Wszystko przez słabość pakistańskiego państwa i rosnącą siłę miejscowych talibów, którzy wobec bezsilności Islamabadu opanowali tereny położone nieco ponad 100 km od stolicy.
To właśnie umacnianie się pakistańskich talibów w dolinie Swat i okręgu Buner sprzyja rekrutacji prowadzonej przez Al-Kaidę, pisze "NYT" powołując się na dane wywiadów pakistańskiego i amerykańskiego.
Organizacja atrakcyjna dla młodych
Do pakistańskiej gałęzi Al-Kaidy garną się młodzi muzułmanie z Bliskiego Wschodu, Afryki Północnej czy Azji Centralnej. - Ci młodzi ludzie czują krew, są upojeni wizją zwycięstwa dżihadu w Pakistanie - mówi cytowany przez nowojorski dziennik były analityk CIA Bruce O.Riedel.
I chociaż pakistańska Al-Kaida ciągle się buduje, to już jest w stanie zaatakować. Zdaniem "NYT", dowodem na taką sytuację był incydent z 19 kwietnia - w amerykańskim nalocie na Południowy Waziristan, w kryjówce ekstremistów eksplodowała wyładowana materiałami wybuchowymi i amunicją ciężarówka.
Gotowi do ataków
Znajdujące się w niej materiały według wywiadu miały być wykorzystane w zamachach bombowych w Pakistanie.
Jednym z głównych celów Al-Kaidy jest bowiem "organizowanie dużych zamachów, prowadzących do narastania poczucia braku bezpieczeństwa, dyskredytowania rządu oraz zahamowania rozwoju gospodarczego i postępu politycznego w Pakistanie" - pisze "The New York Times".
Islamabad niechętny Amerykanom
Tymczasem Pakistan zarzeka się, że walczy z Al-Kaidą i talibami z całych sił, ale z drugiej strony nie chce otwartego mieszania się Amerykanów w walkę z radykałami.
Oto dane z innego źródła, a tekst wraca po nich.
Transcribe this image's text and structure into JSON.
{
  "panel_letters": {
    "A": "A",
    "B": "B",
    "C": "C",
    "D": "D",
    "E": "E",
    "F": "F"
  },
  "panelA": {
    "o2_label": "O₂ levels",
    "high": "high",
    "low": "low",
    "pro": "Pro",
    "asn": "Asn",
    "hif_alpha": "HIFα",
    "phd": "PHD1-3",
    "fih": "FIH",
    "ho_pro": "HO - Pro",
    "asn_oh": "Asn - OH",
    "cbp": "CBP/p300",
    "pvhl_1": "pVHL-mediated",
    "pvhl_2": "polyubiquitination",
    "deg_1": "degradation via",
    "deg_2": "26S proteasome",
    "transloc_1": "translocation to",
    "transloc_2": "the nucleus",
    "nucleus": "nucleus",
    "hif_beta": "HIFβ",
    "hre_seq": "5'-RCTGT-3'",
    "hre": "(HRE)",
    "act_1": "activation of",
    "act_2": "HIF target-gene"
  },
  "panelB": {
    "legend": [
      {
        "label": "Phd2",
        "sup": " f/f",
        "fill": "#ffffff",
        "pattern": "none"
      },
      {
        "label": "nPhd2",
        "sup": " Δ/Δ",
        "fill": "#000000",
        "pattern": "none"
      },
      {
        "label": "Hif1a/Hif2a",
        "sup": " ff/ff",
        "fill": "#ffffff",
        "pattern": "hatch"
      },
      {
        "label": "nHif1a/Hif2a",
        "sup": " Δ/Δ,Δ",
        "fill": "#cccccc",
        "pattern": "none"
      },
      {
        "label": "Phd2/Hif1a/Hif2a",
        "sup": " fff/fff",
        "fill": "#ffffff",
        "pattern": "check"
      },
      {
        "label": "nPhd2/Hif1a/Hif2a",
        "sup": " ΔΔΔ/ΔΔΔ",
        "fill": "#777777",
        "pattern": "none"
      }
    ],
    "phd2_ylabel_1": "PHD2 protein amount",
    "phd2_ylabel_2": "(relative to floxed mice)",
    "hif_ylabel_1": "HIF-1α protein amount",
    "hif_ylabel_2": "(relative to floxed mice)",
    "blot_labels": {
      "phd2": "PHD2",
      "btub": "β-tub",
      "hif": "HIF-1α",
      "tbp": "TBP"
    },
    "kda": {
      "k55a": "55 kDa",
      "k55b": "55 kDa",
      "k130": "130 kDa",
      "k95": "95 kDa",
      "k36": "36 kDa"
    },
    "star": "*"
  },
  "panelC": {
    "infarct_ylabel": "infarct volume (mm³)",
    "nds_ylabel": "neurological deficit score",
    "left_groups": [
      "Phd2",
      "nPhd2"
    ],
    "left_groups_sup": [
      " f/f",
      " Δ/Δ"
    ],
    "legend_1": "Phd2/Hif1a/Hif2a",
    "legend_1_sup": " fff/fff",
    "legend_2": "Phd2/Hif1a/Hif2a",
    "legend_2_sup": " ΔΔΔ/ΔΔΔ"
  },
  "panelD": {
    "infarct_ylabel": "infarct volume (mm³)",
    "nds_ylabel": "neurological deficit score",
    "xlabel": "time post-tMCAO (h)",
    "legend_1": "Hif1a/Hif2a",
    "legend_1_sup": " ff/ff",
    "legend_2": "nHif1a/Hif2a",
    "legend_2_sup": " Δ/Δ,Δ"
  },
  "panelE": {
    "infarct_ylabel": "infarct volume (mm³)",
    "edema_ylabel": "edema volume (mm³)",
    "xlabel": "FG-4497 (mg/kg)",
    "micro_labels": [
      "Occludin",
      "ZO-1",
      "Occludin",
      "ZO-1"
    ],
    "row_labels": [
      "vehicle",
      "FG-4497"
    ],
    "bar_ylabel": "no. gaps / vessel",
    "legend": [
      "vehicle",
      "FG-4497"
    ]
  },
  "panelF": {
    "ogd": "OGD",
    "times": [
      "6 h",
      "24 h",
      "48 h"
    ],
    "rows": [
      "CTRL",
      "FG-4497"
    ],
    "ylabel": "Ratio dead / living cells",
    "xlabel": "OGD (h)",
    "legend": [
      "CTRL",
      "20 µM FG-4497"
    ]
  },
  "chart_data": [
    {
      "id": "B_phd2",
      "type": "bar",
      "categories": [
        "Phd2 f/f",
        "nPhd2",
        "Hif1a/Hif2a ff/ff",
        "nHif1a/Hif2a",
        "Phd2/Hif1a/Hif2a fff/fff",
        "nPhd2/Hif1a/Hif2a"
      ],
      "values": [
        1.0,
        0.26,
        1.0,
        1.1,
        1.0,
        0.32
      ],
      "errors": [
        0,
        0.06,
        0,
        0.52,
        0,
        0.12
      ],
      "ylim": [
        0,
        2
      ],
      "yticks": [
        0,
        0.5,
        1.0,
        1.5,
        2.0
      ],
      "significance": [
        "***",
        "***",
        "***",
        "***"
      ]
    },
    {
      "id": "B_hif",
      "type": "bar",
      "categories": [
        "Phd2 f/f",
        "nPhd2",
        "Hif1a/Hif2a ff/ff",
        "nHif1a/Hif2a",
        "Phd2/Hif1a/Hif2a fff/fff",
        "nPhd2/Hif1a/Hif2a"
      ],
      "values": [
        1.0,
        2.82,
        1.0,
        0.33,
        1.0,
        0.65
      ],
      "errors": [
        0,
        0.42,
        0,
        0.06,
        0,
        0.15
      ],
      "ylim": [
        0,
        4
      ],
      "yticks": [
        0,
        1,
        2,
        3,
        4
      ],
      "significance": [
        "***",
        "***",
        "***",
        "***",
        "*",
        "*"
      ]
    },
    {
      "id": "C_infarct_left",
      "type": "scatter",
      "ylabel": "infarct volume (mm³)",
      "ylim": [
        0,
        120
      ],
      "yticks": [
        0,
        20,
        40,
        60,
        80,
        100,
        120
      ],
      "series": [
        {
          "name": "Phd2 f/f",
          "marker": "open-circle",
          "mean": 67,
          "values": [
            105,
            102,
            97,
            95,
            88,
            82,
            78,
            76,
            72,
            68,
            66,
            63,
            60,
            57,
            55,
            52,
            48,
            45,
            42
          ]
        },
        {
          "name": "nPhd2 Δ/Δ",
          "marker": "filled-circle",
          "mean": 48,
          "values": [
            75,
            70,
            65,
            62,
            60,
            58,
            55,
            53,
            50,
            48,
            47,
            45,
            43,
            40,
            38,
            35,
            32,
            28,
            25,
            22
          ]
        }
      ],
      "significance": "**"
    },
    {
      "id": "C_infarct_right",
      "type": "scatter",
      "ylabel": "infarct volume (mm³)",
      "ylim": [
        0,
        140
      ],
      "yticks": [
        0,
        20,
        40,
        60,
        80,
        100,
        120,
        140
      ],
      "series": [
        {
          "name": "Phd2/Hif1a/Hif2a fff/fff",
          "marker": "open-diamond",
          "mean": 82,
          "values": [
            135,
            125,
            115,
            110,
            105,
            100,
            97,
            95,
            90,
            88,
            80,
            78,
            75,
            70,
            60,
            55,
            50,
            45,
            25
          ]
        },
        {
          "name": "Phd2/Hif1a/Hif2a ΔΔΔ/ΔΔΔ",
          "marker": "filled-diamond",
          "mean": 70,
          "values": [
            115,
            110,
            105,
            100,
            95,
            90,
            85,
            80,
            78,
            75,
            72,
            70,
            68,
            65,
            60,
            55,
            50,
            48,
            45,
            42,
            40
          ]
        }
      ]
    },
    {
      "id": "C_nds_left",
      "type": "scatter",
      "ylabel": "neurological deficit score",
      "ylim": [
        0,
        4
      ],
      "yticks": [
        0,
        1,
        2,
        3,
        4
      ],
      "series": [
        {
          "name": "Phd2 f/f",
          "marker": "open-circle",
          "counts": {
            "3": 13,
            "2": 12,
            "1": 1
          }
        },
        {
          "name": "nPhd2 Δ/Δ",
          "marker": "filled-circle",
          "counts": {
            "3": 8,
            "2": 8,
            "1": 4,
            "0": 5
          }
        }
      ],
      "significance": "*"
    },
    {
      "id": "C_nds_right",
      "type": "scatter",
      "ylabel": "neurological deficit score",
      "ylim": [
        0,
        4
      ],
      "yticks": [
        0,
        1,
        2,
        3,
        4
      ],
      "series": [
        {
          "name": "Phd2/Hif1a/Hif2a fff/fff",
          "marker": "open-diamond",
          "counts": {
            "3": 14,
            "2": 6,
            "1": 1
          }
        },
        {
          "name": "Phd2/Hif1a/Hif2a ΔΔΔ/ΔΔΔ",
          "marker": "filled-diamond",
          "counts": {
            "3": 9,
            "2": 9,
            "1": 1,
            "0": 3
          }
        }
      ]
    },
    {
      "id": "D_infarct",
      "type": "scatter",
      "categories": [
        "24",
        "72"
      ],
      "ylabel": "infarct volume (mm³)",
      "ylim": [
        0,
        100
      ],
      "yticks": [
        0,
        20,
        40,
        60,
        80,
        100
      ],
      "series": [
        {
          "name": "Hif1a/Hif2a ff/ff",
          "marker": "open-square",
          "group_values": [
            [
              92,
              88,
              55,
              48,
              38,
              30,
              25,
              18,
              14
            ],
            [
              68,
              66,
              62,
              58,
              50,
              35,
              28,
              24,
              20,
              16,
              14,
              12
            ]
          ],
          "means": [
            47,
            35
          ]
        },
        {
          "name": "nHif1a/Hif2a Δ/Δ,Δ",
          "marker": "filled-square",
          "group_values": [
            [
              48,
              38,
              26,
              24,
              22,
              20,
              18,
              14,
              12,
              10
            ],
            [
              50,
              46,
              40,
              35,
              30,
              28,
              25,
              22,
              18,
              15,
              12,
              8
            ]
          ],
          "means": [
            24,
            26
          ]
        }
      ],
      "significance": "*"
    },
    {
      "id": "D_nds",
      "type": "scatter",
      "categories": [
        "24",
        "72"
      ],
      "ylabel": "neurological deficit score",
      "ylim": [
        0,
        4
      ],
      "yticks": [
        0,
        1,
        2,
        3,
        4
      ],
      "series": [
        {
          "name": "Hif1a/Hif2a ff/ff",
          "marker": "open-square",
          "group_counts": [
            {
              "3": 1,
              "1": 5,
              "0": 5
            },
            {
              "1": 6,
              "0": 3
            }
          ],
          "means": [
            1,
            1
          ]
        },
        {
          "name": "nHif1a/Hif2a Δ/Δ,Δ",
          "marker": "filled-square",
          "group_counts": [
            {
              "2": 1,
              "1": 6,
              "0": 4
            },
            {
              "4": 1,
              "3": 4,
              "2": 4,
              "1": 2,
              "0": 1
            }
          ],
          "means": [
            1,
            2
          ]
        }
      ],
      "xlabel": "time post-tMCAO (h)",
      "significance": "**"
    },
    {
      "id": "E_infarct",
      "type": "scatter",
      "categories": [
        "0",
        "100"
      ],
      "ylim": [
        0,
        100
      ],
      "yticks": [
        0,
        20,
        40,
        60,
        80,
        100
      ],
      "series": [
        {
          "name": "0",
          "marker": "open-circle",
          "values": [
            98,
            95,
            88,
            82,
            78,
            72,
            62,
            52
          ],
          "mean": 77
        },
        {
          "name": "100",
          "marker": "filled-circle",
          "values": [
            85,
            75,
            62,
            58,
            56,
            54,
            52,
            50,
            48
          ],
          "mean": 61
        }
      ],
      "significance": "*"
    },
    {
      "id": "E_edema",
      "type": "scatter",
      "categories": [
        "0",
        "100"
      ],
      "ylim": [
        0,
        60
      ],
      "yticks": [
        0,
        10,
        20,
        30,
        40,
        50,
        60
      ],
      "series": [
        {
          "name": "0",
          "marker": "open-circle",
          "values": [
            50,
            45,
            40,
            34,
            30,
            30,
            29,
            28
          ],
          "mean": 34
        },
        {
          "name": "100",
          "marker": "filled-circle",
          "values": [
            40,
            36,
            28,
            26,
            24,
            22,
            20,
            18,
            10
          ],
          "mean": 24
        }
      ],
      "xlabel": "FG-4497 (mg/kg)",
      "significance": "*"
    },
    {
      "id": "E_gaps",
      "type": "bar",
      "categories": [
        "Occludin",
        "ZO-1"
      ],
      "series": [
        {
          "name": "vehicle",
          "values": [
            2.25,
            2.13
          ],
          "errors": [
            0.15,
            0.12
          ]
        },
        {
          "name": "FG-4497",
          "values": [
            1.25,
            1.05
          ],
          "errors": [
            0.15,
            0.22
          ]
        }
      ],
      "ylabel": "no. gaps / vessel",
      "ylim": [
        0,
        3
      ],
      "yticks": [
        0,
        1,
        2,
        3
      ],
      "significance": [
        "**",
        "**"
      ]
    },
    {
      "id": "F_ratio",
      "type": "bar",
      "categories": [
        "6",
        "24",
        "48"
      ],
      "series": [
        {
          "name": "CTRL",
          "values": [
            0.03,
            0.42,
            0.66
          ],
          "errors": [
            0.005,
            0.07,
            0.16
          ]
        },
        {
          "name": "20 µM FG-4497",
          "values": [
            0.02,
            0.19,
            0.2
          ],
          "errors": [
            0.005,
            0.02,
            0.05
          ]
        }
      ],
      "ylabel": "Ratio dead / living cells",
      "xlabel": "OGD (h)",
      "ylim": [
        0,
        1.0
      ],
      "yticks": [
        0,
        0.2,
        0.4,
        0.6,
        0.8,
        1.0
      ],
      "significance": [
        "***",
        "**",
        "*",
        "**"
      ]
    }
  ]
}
W czasie ubiegłotygodniowego szczytu amerykańsko-pakistańsko-afgańskiego rozważano m.in. możliwość zgody Islamabadu na wywołujące wiele kontrowersji w kraju ograniczone wspólne działania lotnicze USA i Pakistanu, wymierzone w kryjówki Al-Kaidy w Pakistanie.
Prezydent Pakistanu miał jednak zabiegać przede wszystkim o udostępnienie jego armii amerykańskiej technologii samolotów bezzałogowych, na co nie zgadza się Pentagon. - Nie rezygnuję - odpowiedział zapytany przez dziennikarzy o tę sprawę Asif Ali Zardari.
Zamach na północnym zachodzie
Tymczasem w poniedziałek rano co najmniej dziesięć osób zginęło w zamachu na północnym zachodzie Pakistanu.
Jak podano w Islamabadzie, celem był posterunek drogowy pakistańskich sił bezpieczeństwa w Spina Thana niedaleko miasta Dara Adam Khel, na obrzeżach regionu, gdzie armia prowadzi operacje wymierzone przeciwko ekstremistom islamskim, w których zginęło już 700 talibów.
Zamachu dokonał terrorysta-samobójca, uderzając samochodem w posterunek drogowy. Wśród śmiertelnych ofiar jest jeden wojskowy - pozostali to przechodnie.